DNVB : vouloir devenir une licorne est un mauvais combat
La France recense 7 licornes selon la définition originale d'Aileen Lee. C'est-à-dire des entreprises qui ont moins de 10 ans et qui atteignent des valorisations supérieures à 1 milliard de dollars avant d'être cotées en bourse. À titre de comparaison, l'Allemagne en a 9, le Royaume-Uni, 16, la Chine, 90, et les États-Unis, 165. Mais sous le vernis de la success story, devenir une licorne n'est pas le véritable enjeu des DNVB.
DNVB et licorne : deux mots qui ne vont pas ensemble
Plus une DNVB grandit, plus elle a besoin de fonds pour soutenir ses opérations et alimenter sa croissance. La plupart des DNVB, en fonction de leur secteur d'activité et de leur maturité, disposent de plusieurs options de financement qui vont du capital-risque à l'acquisition en passant par l'introduction en bourse. Mais les vraies success-stories ne sont pas légion.
Des marques telles que Dollar Shave Club (rachetée par Unilever en 2016) et Bonobos (rachetée par Walmart en 2017) ont été parmi les rares DNVB évaluées à un milliard de dollars. On peut aussi citer Casper, Allbirds, Away et Glossier. Aussi symbolique que soit ce statut, cela représente peu de marques dans un océan de milliers de DNVB. Et surtout, ce sont principalement des entreprises américaines.

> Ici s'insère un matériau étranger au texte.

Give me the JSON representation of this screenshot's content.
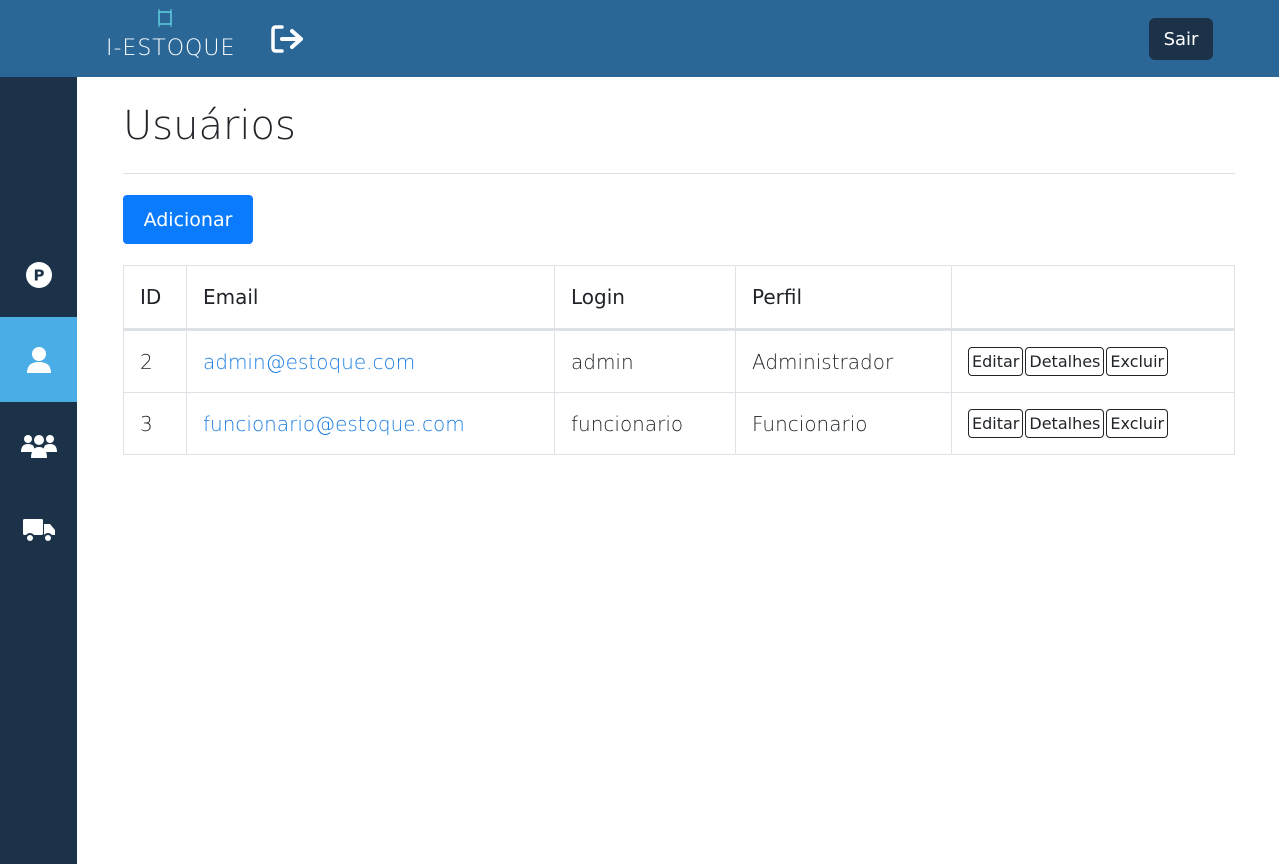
{
  "header": {
    "logo_text": "I-ESTOQUE",
    "logout_icon": "sign-out-icon",
    "sair_label": "Sair",
    "brand_color": "#2a6796",
    "sair_bg_color": "#1b3249"
  },
  "sidebar": {
    "bg_color": "#1b3249",
    "active_color": "#4aade5",
    "items": [
      {
        "icon": "product-p-icon",
        "active": false
      },
      {
        "icon": "user-icon",
        "active": true
      },
      {
        "icon": "users-group-icon",
        "active": false
      },
      {
        "icon": "truck-icon",
        "active": false
      }
    ]
  },
  "main": {
    "title": "Usuários",
    "add_label": "Adicionar",
    "table": {
      "headers": [
        "ID",
        "Email",
        "Login",
        "Perfil",
        ""
      ],
      "rows": [
        {
          "id": "2",
          "email": "admin@estoque.com",
          "login": "admin",
          "perfil": "Administrador"
        },
        {
          "id": "3",
          "email": "funcionario@estoque.com",
          "login": "funcionario",
          "perfil": "Funcionario"
        }
      ],
      "actions": {
        "edit": "Editar",
        "details": "Detalhes",
        "delete": "Excluir"
      }
    }
  }
}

Quand on revient aux fondamentaux des DNVB, on réalise que celles-ci se sont développées rapidement en opposition aux méga marques existantes, d'Amazon à Costco en passant par les grands retailers traditionnels. Parce qu'elles sont surtout présentes sur des marchés de niche, ultra fragmentés, il est très difficile d'atteindre la puissance d'une licorne. Cette fragmentation est le fruit d'une transformation digitale qui a rebattu les cartes de manière importante. Les consommateurs sélectionnent leurs achats avec attention, on mixe retail physique, retail digital, drive-in-store et pick up. Et il faut que tout aille de plus en plus vite et sur tous les supports : chargement des pages web, livraison, processus d'achat, support client, etc. Cette recomposition a notamment permis de voir émerger les DNVB pour répondre à de nouveaux besoins. Mais comment et jusqu'où peuvent-elles grandir ? D'ailleurs, une DNVB licorne est même un oxymore : parce que leur idée et leur vision ne sont justement de ne pas de devenir des entreprises distribuant des produits de masse.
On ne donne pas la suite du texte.